Construction in Historic Zones Requires ApprovalPosted: March 18, 2010
Any change in design or materials to the exterior of buildings in all ten of Athens’ historic districts must be approved by the Athens Historic Preservation Committee before construction can begin.
On Wednesday, March 15, the committee will hold its monthly meeting to decide three cases of residential home improvement in designated historic zones.
Held in the Athens Clarke-County Planning Department building on West Dougherty Street, the meeting is scheduled to begin at 5:30. The meeting is open to the public and opportunity will be given for expression of public opinion on the items being discussed.
Prior to the start of the meeting, the committee will set an agenda for their next meeting on April 21. The agenda setting is also open to the public, but will not include an opportunity for public comment.
The three cases currently pending approval include requests for the construction of a new house, the building of a rear addition, and the building of a detached carport. Although these properties are in different locations around Athens, they all fall into one of the ten historic districts in Athens.
Jim Robinson, an architect for Design South Builders, designed the plans for two of the three properties up for approval.
“This is my first experience with the committee, but so far they have been reasonable as to what they require and leave a wide variety of options that can be used,” said Robinson.
Although historic areas do not inherently carry any zoning restrictions on property use, the committee was established with the effort of protecting the character of areas determined to be of historical significance.
“There is a comfort in knowing that your neighbor cannot build something out of character that would detract from your property,” said Amber Eskew, the Historic Preservation Planner at the Planning Department.
“The work they do is important because it preserves the valued character of these historic neighborhoods,” he said. “I’ve seen beautiful communities ruined by the construction of a monstrosity that is not consistent with the other houses.”
All properties wishing to make renovation must submit a formal request to the Planning Department with the planned changes. These applications are reviewed by Eskew who makes recommendations to the committee based on researched findings.
“Some people see the timeframe and planning involved in applying to be a negative,” said Eskew. “Others find that it forces them to think through their plans thoroughly, resulting in fewer changes during construction.”
Certain minor changes can be approved by Eskew without the involvement of the committee. Examples of minor changes include window alterations or addition of signage.
“From a design standpoint, I did not do anything differently than I would have normally done,” said Robinson. “I tried to say sensitive to the overall character of the house and in turn with the houses around it.”
Because the majority of buildings in Athens’ historic districts are residential, most requests come from residents. There are a number of commercial and business requests, most of which come from downtown, which is entirely zoned as historic.
“Most people living in these areas don’t mind the approval process because of the results,” said Eskew. “The historic character initially draws many to live in those areas.”
Applications that are not met with approval can be passed with conditions for how to make the plans acceptable. This is in the attempt to make the process less repetitive for applicants.
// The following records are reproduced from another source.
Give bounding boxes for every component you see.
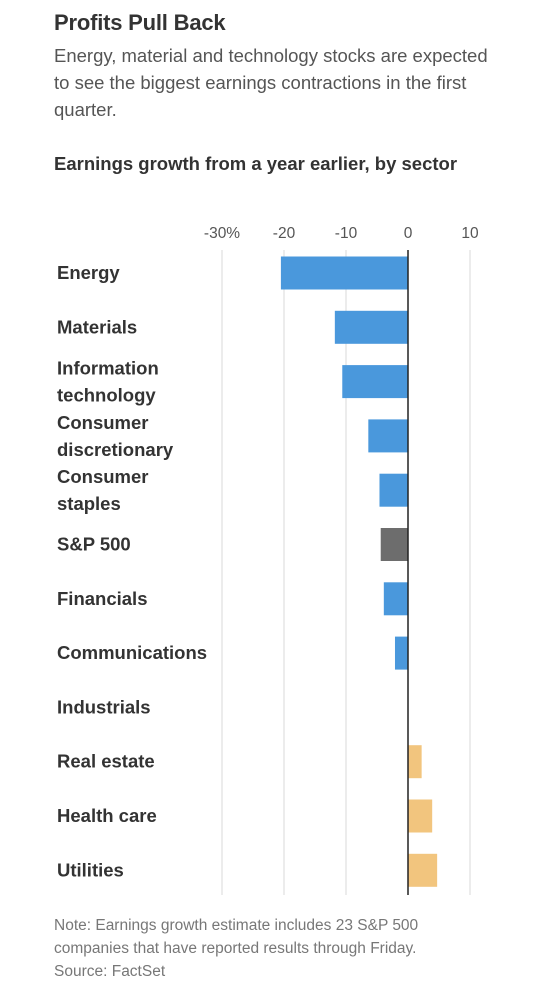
chart-headline: Profits Pull Back <box>54 10 226 35</box>
chart-title: Earnings growth from a year earlier, by … <box>54 153 458 174</box>
category-label: Information technology <box>57 358 159 406</box>
bar <box>280 256 408 290</box>
category-label: Health care <box>57 805 157 826</box>
x-tick-label: -20 <box>273 225 296 242</box>
category-label: S&P 500 <box>57 534 131 555</box>
bar <box>342 365 408 399</box>
bar <box>334 310 408 344</box>
bar <box>368 419 408 453</box>
bar <box>394 636 408 670</box>
x-tick-label: 0 <box>404 225 413 242</box>
bar <box>383 582 408 616</box>
bar <box>380 528 408 561</box>
bar <box>379 473 408 507</box>
chart-footnote: Note: Earnings growth estimate includes … <box>54 914 514 983</box>
bar-chart: -30% -20 -10 0 10 Energy Materials Information t… <box>57 225 479 895</box>
category-label: Consumer discretionary <box>57 412 174 460</box>
bar <box>408 853 438 887</box>
bar <box>408 745 422 779</box>
chart-subtitle: Energy, material and technology stocks a… <box>54 45 488 120</box>
category-label: Consumer staples <box>57 466 149 514</box>
category-label: Industrials <box>57 696 151 717</box>
category-label: Financials <box>57 588 147 609</box>
category-label: Materials <box>57 316 137 337</box>
category-label: Utilities <box>57 859 124 880</box>
note-line-2: companies that have reported results thr… <box>54 940 417 957</box>
category-label: Real estate <box>57 751 155 772</box>
category-label: Energy <box>57 262 120 283</box>
source-text: Source: FactSet <box>54 963 166 980</box>
x-tick-label: -30% <box>204 225 240 242</box>
bar <box>408 799 433 833</box>
note-line-1: Note: Earnings growth estimate includes … <box>54 917 419 934</box>
category-label: Communications <box>57 642 207 663</box>
x-tick-label: 10 <box>461 225 479 242</box>
x-tick-label: -10 <box>335 225 358 242</box>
The committee seeks to work with residents trying to improve the property as appropriate changes can serve to increase property value in the area.
All seven committee members are volunteers appointed by the Athens Clarke County Mayor and Commission and serve three year terms.
Although members tend to be professionals in the fields of construction or property development, the only requirement to be on the committee is a sufficient interest in historic preservation.
All decisions by the committee can be appealed to the mayor and commission. If still not satisfied, applicants can have request to have their property permanently removed from a historic district.